At the current rate, China is targeting nuclear parity with the U.S. and Russia by the mid-2030s. But Kyl noted that one of the witnesses before the commission pointed out that the Chinese are “always ahead of schedule. Whenever they say they’re going to achieve a certain system by a certain time, they beat that schedule.”
Given that aggressive growth, the commission argued in its final report released in October that China must no longer be treated as a “lesser included threat” on the strategic stage.
At the same time, Kyl told lawmakers that in all nuclear systems, and in some emerging technologies like hypersonics, “we are playing catch-up.” Russia has completed more than 90 percent of its strategic nuclear modernization and has also deployed new kinds of nuclear weapons for which the U.S. has no analogy, Kyl said. These include “tsunami” weapons that would inundate a coastline after being set off underwater.
The result, a tri-polar nuclear world, “is an existential challenge for which the United States is ill-prepared, unless its leaders make decisions now to adjust the U.S. strategic posture,” the commission wrote in its report. The U.S. and its allies must be prepared to deter or defeat both adversaries “simultaneously,” the commission added, as the risk of conflict with Russia and China “is increasing.”
As things stand now, “the United States lacks a comprehensive strategy to address the looming two nuclear-peer threat environment and lacks the force structure such a strategy will require,” the report states.
In crafting its final report, the commission started with five assumptions, Creedon told lawmakers:
Russia and China will continue “their respective adversarial paths, each growing the quality and quantity of their nuclear arsenals.”
Both will also grow their conventional, space, and cyber forces, and continue “aggressive foreign policies” with the goal of supplanting the U.S. as a world leader.
“Today’s ‘one major war’ strategy construct is no longer viable, particularly given China’s current trajectory.”
America’s nuclear modernization “program of record must be fully implemented as rapidly as possible to deter Russia and China.” However, the program isn’t sufficient to meet the projected threat.

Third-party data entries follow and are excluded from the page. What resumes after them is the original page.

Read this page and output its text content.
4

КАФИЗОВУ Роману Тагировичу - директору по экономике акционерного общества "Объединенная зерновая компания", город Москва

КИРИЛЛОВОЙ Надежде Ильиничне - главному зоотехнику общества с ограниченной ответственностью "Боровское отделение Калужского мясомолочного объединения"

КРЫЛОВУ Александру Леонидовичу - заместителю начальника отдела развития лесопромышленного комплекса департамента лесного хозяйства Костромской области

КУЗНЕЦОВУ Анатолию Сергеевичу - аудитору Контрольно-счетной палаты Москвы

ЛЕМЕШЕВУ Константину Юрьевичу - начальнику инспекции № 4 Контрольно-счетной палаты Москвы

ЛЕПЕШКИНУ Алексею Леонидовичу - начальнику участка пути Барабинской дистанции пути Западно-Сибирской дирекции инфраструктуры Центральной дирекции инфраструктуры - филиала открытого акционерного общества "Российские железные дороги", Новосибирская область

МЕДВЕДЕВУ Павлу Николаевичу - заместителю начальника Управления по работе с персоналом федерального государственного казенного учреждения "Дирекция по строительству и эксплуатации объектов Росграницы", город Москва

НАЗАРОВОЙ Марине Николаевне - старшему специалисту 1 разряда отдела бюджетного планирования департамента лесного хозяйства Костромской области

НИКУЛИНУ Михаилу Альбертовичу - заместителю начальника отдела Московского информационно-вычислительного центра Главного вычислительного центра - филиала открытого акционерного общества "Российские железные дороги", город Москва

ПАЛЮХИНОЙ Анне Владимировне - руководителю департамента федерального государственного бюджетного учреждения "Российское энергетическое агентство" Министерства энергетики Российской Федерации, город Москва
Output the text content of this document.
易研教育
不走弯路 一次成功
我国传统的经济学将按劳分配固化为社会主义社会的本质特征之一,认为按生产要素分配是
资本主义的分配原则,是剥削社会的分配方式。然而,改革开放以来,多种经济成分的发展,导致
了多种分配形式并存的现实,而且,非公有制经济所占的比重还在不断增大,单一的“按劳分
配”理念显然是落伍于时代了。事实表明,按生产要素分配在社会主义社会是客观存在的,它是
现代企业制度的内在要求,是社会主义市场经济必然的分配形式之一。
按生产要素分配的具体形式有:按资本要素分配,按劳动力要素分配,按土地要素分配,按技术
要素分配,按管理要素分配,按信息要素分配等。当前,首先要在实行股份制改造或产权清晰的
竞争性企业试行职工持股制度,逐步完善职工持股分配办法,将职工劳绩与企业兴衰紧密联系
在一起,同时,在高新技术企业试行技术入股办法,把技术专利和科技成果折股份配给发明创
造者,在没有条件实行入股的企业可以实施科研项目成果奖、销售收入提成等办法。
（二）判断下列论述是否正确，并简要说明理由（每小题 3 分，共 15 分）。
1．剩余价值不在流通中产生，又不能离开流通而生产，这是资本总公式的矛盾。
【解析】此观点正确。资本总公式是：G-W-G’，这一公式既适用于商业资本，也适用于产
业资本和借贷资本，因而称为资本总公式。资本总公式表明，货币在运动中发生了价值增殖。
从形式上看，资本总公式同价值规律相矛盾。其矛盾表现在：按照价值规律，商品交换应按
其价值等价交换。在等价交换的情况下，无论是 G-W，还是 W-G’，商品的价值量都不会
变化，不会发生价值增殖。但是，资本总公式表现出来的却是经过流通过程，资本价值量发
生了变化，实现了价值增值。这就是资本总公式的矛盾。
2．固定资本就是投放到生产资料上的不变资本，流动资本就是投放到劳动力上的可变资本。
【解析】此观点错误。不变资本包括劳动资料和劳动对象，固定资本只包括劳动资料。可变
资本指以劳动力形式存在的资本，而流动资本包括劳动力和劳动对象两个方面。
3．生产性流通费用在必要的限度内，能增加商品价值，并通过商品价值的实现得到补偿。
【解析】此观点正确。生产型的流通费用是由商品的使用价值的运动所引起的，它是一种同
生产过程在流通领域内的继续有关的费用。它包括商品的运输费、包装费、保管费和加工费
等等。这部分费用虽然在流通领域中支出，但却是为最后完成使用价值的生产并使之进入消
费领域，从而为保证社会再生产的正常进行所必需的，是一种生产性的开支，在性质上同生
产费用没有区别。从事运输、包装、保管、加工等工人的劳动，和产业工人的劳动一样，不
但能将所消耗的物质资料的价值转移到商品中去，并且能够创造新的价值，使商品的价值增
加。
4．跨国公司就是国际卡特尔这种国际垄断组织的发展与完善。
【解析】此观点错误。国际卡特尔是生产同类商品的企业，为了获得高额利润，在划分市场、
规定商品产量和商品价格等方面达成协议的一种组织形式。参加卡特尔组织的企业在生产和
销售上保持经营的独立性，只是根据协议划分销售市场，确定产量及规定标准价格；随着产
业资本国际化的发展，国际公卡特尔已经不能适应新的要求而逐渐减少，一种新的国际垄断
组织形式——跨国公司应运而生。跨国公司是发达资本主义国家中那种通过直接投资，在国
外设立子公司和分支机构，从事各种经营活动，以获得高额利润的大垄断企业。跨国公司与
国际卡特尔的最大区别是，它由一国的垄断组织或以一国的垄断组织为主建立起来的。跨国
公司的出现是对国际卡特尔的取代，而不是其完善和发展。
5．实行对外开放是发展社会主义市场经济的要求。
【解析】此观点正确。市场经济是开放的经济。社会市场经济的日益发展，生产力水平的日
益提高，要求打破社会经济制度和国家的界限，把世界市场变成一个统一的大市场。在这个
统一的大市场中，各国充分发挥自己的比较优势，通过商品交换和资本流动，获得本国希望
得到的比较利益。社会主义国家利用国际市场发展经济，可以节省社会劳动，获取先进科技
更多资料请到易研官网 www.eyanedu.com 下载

Workers at Sandia National Laboratories (SNL) prepare the B61-12 nuclear bomb for a vibration test.
Photo: National Technology and Engineering Solutions of Sandia
Both the Pentagon and National Nuclear Security Administration’s industrial base and nuclear infrastructure require investment.
Kyl told the committee that, with no time margin left for nuclear modernization and the inevitability of programmatic setbacks, “there will be gaps” in some elements of the nuclear deterrent. The report said that delays should be mitigated to prevent “early age-out” of current systems.
“We don’t have any more time,” Kyl said. “We’ve used up all of our work-around and the schedules, both for the refurbishment of the nuclear warheads, and the development of the new platforms is a tight schedule.
“…The reality is, we found delays here and there and it’s very difficult to imagine that we could meet the schedule. As a result, there are a couple of charts in our report, which show the potential for a deterrence gap.”
U.S. strategic forces “should be modified to address the larger number of targets due to the growing Chinese nuclear threat,” the report said, but Creedon and Kyl said that didn’t necessarily mean more of any particular systems, leaving how to accomplish that task up to “future decision-makers.”
The commission did say, though, that the U.S. needs to keep up with advances in Russian and Chinese missile defenses and deploy systems that can get past them.
Failure to do any of these things risks the U.S. not having a credible deterrent and losing the confidence of its partners and allies, who may turn elsewhere. Wherever possible, the U.S. should shore up and expand such alliances. Conversely, withdrawing from alliances “would directly benefit adversaries, invite aggression that the United States might later have to reverse, and ultimately decrease American, allied, and partner security and economic prosperity,” the report states.
Since the last such posture assessment in 2009, “the security environment has dramatically worsened and new existential threats have emerged,” the report said.